Bole is sceptical of the claim the cyber insurance market has an issue with getting hold of sufficient quantities of data to build workable risk models. “To quantify cyber risk does require analysing significant volumes of data. But I would argue rather than it being difficult for the insurance industry to find that data, the problem is almost the opposite – there is too much data and it is really about the expertise to make judgment calls as to what is insightful, actionable data. The real skill is how to create actionable insights from those vast pools of data,” she says.
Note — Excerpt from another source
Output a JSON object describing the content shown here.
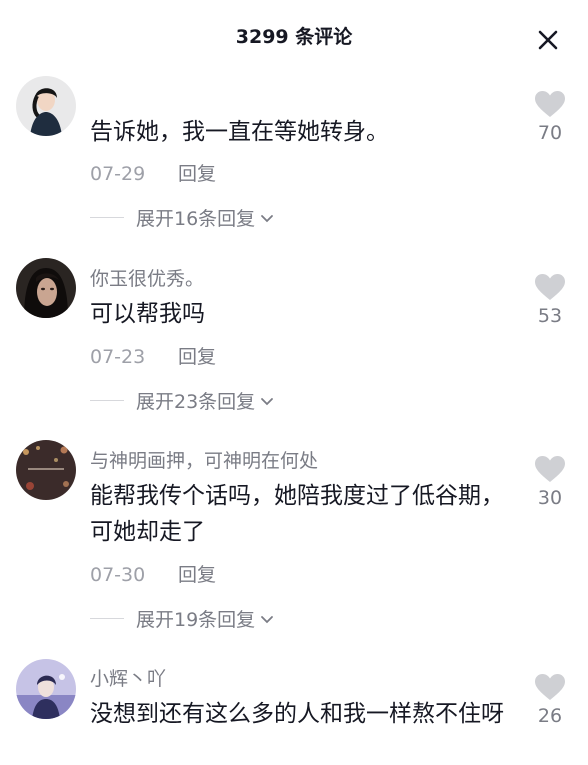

The challenge for the risk modelling sector is cyber is a man-made and dynamic peril, which means it is less reliant on historical data than other perils. “This is not to say historical data is not relevant to the analysis of cyber risk but, in the case of cyber, historical claims data in itself is less of an indicator of future loss activity than it is with other perils,” she says.

As with any developing market, there are always first movers, according to Bole. The same goes for regulators and rating agencies. She says: “There are certain regulators and agencies that are more advanced in their approach to cyber as a catastrophe risk and its impact on both rated and non-rated entities.”
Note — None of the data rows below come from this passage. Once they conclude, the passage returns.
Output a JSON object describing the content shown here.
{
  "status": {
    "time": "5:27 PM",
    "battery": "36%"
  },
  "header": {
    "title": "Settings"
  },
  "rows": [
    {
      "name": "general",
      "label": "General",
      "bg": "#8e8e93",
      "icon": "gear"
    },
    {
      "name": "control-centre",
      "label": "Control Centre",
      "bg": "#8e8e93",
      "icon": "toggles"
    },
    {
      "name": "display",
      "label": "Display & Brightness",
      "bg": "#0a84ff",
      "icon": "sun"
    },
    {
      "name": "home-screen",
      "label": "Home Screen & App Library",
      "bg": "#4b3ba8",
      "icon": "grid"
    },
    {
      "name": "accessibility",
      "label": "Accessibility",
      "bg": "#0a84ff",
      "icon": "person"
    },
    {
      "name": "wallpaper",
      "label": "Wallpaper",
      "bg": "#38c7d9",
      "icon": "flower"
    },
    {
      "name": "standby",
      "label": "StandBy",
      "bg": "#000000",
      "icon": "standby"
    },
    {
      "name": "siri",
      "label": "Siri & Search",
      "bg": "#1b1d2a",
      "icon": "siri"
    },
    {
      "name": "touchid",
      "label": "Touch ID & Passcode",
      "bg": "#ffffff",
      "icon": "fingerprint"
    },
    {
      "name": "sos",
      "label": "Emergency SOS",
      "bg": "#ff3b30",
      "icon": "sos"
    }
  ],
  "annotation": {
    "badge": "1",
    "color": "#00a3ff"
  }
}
For example, Lloyd’s has developed a set of realistic disaster scenarios with the help of CyberCube and Guy Carpenter. Similar measures have been rolled out by the Prudential Regulation Authority (PRA) in the UK, the Bermuda Monetary Authority and the Singapore Monetary Authority. The European Insurance and Occupational Pensions Authority has recently submitted a request for comment on proposed stress test scenarios. “All of these regulators are thinking about realistic disaster scenarios that could impact the insurance market. Some are conducting financial stress tests with specific cyber risk scenarios they have drafted.”

Regulatory pressure

This level of scrutiny around man-made catastrophe risk management on the part of the authorities is placing enormous pressure on companies in the market, highlighting the importance of risk analysis and modelling. Indeed, the issue came to a head for the London market nearly a year ago when the PRA warned far too many carriers operating in the market were not able to calculate the scale of potential losses from non-natural catastrophe risks such as cyber and other emerging risks. The PRA was responding to the results of stress tests it had previously conducted.
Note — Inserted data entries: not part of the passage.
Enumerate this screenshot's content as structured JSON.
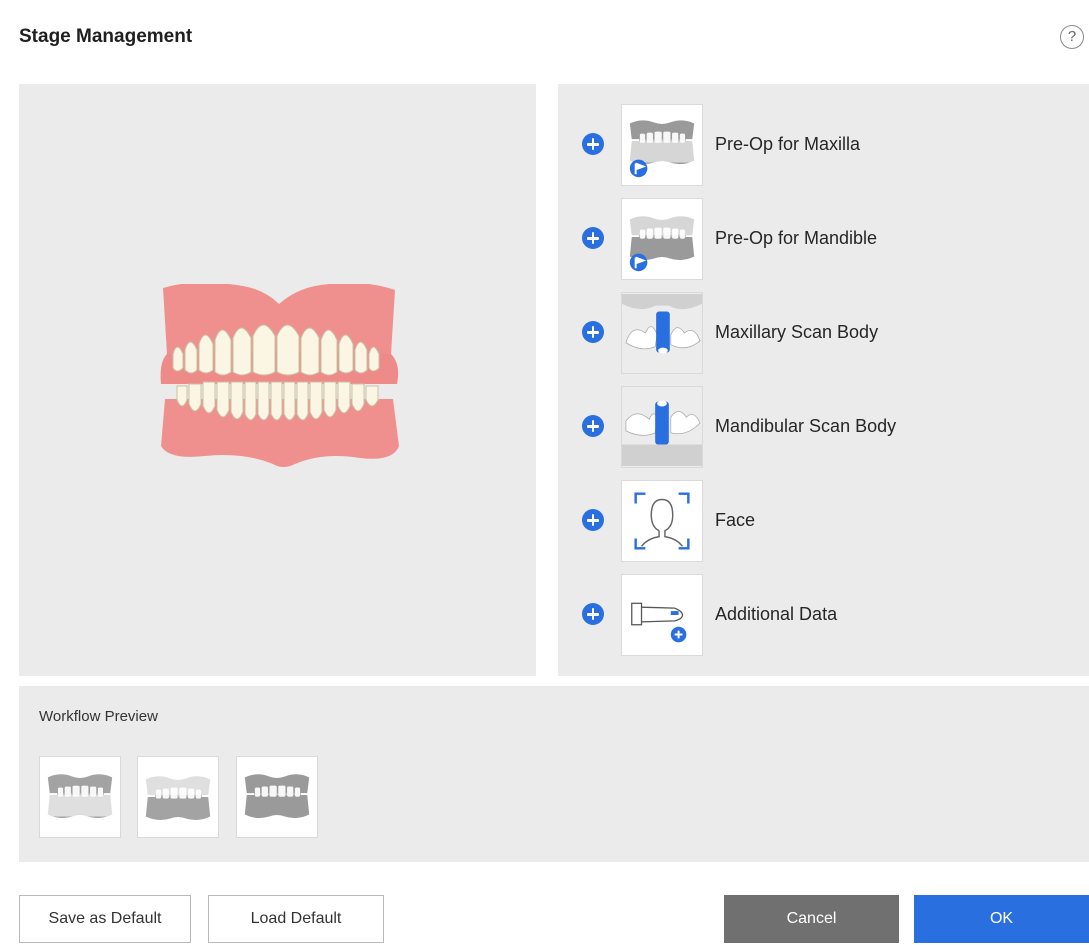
{
  "dialog": {
    "title": "Stage Management",
    "help_label": "?"
  },
  "stages": [
    {
      "label": "Pre-Op for Maxilla",
      "icon": "maxilla-teeth-icon"
    },
    {
      "label": "Pre-Op for Mandible",
      "icon": "mandible-teeth-icon"
    },
    {
      "label": "Maxillary Scan Body",
      "icon": "maxillary-scan-body-icon"
    },
    {
      "label": "Mandibular Scan Body",
      "icon": "mandibular-scan-body-icon"
    },
    {
      "label": "Face",
      "icon": "face-scan-icon"
    },
    {
      "label": "Additional Data",
      "icon": "additional-data-icon"
    }
  ],
  "workflow": {
    "title": "Workflow Preview",
    "items": [
      "maxilla-stage-icon",
      "mandible-stage-icon",
      "occlusion-stage-icon"
    ]
  },
  "footer": {
    "save_default": "Save as Default",
    "load_default": "Load Default",
    "cancel": "Cancel",
    "ok": "OK"
  },
  "colors": {
    "accent": "#2a6fe0",
    "cancel": "#707070",
    "panel": "#ebebeb",
    "gum": "#f0908e",
    "tooth": "#fbf6e3"
  }
}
London market carriers were also unable to put in place appropriate risk measures to manage these exposures, according to the PRA. As such, it warned, they were underestimating their real capital requirements and exposing themselves to significant losses. In the case of cyber, the PRA found London market carriers were using cyber risk models but, in quite a few cases, their use of the models was inconsistent.

CyberCube collaborated with the PRA as part of its broader consultation in 2021. “Our role was to educate and inform and to act as a sounding board. We very much believe regulation drives best practice,” Bole says.